A recent case involved the sale of land and a business near Byron Bay for a purchase price of $3 million. Following the exchange of contracts, the purchaser became aware of the Aboriginal significance of the land the subject of the sale, being the burial site of two Aboriginal elders of the Bundjalung tribe, Harry and Clara Bray. The Arakwal people of the Bundjalung Nation, are the custodians of Byron Bay. Archeological evidence suggests that Indigenous Australians have been living on the north coast of NSW for over 20,000 years. Harry Bray, the son of “King Bobby” of the Bumberline Tribe and the direct descendant of the Arakwal people, was a prominent Indigenous leader.

The reputed existence of the burial site gave rise to a broader dispute as to whether there were Aboriginal objects in or on the land, and if so, whether their existence constituted a defect in title.

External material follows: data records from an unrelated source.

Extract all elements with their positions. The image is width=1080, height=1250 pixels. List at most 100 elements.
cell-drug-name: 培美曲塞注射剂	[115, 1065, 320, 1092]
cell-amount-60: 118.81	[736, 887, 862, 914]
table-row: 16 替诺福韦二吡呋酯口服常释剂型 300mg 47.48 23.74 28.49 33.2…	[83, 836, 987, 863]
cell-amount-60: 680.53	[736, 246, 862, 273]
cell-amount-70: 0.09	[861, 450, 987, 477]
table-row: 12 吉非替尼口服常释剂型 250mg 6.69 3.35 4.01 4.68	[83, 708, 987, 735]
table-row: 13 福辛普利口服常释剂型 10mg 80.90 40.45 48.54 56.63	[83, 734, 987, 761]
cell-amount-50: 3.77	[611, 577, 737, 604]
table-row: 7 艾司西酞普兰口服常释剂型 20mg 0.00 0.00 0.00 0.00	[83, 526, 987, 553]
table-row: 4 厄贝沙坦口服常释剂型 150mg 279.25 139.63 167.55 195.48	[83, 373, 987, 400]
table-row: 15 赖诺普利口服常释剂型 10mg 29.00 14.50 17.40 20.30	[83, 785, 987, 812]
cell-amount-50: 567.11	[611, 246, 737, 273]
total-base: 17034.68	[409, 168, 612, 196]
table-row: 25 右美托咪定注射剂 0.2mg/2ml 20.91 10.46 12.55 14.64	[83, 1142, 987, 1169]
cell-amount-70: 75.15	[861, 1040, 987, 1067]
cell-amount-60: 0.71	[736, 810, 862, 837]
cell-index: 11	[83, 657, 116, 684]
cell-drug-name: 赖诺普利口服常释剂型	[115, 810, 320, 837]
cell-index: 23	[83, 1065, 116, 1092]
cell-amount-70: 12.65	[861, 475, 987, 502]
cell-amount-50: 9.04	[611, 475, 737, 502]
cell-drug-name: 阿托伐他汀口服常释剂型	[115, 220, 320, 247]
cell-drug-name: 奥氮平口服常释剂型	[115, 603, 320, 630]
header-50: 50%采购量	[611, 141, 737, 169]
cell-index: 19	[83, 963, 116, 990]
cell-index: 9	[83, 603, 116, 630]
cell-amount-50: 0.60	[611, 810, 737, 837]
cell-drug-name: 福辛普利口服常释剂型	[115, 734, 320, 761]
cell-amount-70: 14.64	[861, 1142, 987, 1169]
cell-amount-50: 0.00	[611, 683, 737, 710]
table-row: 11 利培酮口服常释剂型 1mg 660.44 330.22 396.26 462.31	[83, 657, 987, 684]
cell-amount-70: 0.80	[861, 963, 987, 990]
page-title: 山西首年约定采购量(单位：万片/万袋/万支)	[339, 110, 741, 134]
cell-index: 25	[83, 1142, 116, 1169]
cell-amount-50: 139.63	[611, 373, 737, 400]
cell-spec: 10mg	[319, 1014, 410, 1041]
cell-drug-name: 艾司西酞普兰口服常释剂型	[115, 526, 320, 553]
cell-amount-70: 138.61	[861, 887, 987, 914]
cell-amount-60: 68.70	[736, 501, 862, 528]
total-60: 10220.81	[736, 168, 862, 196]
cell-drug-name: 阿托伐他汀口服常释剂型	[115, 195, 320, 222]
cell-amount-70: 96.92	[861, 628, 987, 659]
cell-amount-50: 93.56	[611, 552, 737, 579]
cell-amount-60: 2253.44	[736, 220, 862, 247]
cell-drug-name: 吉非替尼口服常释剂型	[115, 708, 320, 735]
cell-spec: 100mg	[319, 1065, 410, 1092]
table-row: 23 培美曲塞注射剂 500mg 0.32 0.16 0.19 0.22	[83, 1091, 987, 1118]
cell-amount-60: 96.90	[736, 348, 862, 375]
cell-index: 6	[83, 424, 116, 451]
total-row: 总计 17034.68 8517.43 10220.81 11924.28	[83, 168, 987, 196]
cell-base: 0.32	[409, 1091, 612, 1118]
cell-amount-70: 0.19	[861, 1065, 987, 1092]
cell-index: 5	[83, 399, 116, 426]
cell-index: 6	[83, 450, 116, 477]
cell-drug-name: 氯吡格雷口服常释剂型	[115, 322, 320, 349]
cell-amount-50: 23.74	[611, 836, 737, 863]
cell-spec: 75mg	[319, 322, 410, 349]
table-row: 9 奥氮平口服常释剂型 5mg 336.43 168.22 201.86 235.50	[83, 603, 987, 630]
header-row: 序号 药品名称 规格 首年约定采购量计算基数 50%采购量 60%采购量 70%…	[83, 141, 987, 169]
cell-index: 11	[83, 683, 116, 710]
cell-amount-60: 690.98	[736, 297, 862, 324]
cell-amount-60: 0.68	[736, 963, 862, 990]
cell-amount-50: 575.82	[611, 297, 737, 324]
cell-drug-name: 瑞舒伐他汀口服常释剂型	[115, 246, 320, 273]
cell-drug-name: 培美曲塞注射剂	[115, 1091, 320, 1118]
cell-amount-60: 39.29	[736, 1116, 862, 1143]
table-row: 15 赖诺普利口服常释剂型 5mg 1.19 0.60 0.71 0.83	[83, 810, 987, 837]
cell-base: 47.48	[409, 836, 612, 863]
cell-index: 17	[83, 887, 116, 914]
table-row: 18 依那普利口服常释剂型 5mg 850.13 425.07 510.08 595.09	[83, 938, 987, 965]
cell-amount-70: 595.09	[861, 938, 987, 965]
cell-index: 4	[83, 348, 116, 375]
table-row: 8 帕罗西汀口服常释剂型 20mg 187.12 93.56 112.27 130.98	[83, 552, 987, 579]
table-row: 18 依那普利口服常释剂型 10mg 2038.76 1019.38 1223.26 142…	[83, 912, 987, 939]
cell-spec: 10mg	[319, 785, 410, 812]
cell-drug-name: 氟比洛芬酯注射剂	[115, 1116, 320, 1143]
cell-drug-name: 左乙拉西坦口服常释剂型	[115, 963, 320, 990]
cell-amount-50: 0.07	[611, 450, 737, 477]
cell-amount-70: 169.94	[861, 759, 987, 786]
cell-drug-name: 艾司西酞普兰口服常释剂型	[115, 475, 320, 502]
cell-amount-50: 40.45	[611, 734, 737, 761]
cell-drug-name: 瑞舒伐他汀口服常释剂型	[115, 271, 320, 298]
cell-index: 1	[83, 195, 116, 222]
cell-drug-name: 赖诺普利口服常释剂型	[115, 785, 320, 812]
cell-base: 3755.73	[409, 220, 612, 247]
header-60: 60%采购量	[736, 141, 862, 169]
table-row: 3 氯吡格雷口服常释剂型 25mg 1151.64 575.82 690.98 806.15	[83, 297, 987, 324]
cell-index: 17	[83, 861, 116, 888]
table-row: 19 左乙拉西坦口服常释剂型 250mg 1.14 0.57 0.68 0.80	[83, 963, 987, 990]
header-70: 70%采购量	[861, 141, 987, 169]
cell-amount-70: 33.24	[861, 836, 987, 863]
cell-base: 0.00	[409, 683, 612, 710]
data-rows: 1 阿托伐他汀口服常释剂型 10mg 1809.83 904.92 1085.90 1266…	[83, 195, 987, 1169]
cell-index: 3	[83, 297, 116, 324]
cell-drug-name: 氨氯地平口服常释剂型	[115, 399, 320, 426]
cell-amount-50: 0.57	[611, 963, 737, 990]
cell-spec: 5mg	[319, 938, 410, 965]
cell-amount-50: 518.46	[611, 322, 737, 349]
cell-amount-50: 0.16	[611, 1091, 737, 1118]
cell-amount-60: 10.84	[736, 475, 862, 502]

The vendor did not accept that there was a defect in title. However, the purchaser terminated the contract by notice on 25 September 2015. On 6 October 2015, the vendors responded, alleging that the purchasers’ notice repudiated the contract. The property was subsequently resold by the vendor on 29 November 2015 for $2.525 million.

At first instance, the Court held that ownership of the objects was never vested in the vendor therefore the presence of aboriginal objects on the land did not amount to a ‘defect in title’ as they were never intended to be transferred to the purchaser. The vendor was able to transfer clear title of the land to the purchaser, therfore the purchaser’s termination was invalid, and the purchasers deposit was forfeited to the vendor.

The Appeal

In allowing the appeal the Court found that there were “Aboriginal objects” on the land (in particular, the remains of two Aboriginal elders, Harry and Clara Bray, known as the King and Queen of the Bundjalung tribe; and a memorial stone and plaque recording their burial near the location); and that the presence of those objects was capable of constituting a defect in title. In those circumstances, the refusal of the vendors to address the purchasers’ objections constituted repudiation.

Alternatively, the vendor’s insistence on completion based on an invalid notice to complete, coupled with an invalid claim for default interest, would have also constituted repudiation.

Security for Costs

This decision has been appealed. With the vendor ordered to provide security in the sum of $40,000 for the purcaser’s costs of the appeal either by payment of that amount into Court or in such other form as the parties agree.